Brasil: O Maranhão vive o seu momento 1917

Durante quase meio século, uma única família pôs e dispôs do Maranhão, transformando-o no seu feudo e no segundo estado mais pobre do Brasil. Este domingo, os eleitores chumbaram o candidato do clã Sarney e elegeram o primeiro governador comunista do país.

De acordo com os dados da justiça eleitoral, Flávio Dino, do PCdoB, venceu à primeira volta a eleição para a chefia do Governo estadual com 63,5% dos votos, contra 33,6% de Edson Lobão Filho (PMDB), o candidato apoiado pela família do antigo Presidente da República José Sarney.

Sarney, actual senador, tinha chegado ao poder há quase cinco décadas com a promessa de retirar o Maranhão – um dos estados onde a herança colonial portuguesa é mais nítida, na arquitectura da capital São Luís e no próprio sotaque dos maranhenses – do fundo da tabela da pobreza. Em 2014, dez dos 15 municípios brasileiros com menor renda continuam a localizar-se naquele estado, e nenhuma localidade maranhense entra na lista nacional das 100 com maior Índice de Desenvolvimento Humano (IDH), um conjunto de indicadores compilados pelas Nações Unidas.

Tal como a pobreza, também os Sarney se perpetuaram no poder. A filha de José, Roseana, era a actual governadora. O clã esteve afastado do poder apenas entre 2006 e 2009, com a eleição do governador Jackson Lago. Mas esteve sempre fortemente condicionado pelos rivais, e acabou por ser demitido por alegadas violações da lei eleitoral.

O nome da família Sarney, e sobretudo do patriarca, está em centenas de ruas, bairros, estradas, escolas e hospitais de todo o estado, à imagem de uma ditadura exótica. Ao culto de personalidade somaram-se fenómenos de corrupção, clientelismo e abuso de poder.

A comunicação social estadual, igualmente dominada pelos Sarney, alertara o eleitorado durante esta campanha para a ameaça de uma “ditadura comunista”. Dino fora ainda alvo de diversas e graves acusações pessoais pela boca de presos arregimentados pela máquina do PMDB, recorda o jornal Estado de São Paulo. No entanto, o discurso contra a “oligarquia” e o “coronelismo” acabou por colher o apoio de uma expressiva maioria.

Dino, com 46 anos e pai de dois filhos, é advogado e professor na Universidade Federal do Maranhão. Foi juiz federal e líder sindical. Em 2011, assumiu a presidência do Instituto Brasileiro do Turismo (Embratur).

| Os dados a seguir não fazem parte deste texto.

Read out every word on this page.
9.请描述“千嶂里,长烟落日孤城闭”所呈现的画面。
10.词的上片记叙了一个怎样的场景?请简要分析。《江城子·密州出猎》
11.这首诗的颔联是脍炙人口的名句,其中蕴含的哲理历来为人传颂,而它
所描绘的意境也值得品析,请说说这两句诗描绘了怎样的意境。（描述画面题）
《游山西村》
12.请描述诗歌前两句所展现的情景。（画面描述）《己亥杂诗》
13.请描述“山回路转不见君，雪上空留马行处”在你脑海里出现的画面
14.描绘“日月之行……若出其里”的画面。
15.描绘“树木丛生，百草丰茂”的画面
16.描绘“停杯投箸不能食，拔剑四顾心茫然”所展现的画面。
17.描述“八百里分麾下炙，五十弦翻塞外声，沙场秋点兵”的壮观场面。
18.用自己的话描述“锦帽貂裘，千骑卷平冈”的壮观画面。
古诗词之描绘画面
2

Após a eleição, Dino prometeu “um governo bom, simples, com os pés no chão” e um forte combate à corrupção. “[Vamos] tirar nosso estado das páginas policiais”, declarou ainda em referência à grave crise de criminalidade que colocou o Maranhão na imprensa internacional. No início do ano, correram mundo as notícias e vídeos de decapitações e torturas medievais praticadas entre gangues rivais na prisão de Pedrinhas.

O novo governador anunciou ainda um plano de emergência para retirar as cidades do Maranhão do “ranking vexatório” das localidades mais pobres do Brasil. A construção de habitação social será um dos pilares da estratégia. No estado, apenas metade da população vive numa casa com água canalizada e acesso à rede de esgotos.

Os comunistas brasileiros nunca governaram oficialmente um estado da federação. Apenas ocuparam o poder por 80 horas no Rio Grande do Norte, no meio de uma revolta popular. O PCdoB foi um partido ilegal até 1986.

Nota: O '1917' no título refere-se ao ano em que duas revoluções – a de Fevereiro e a de Outubro – derrubaram o poder imperial russo e implantaram o regime soviético.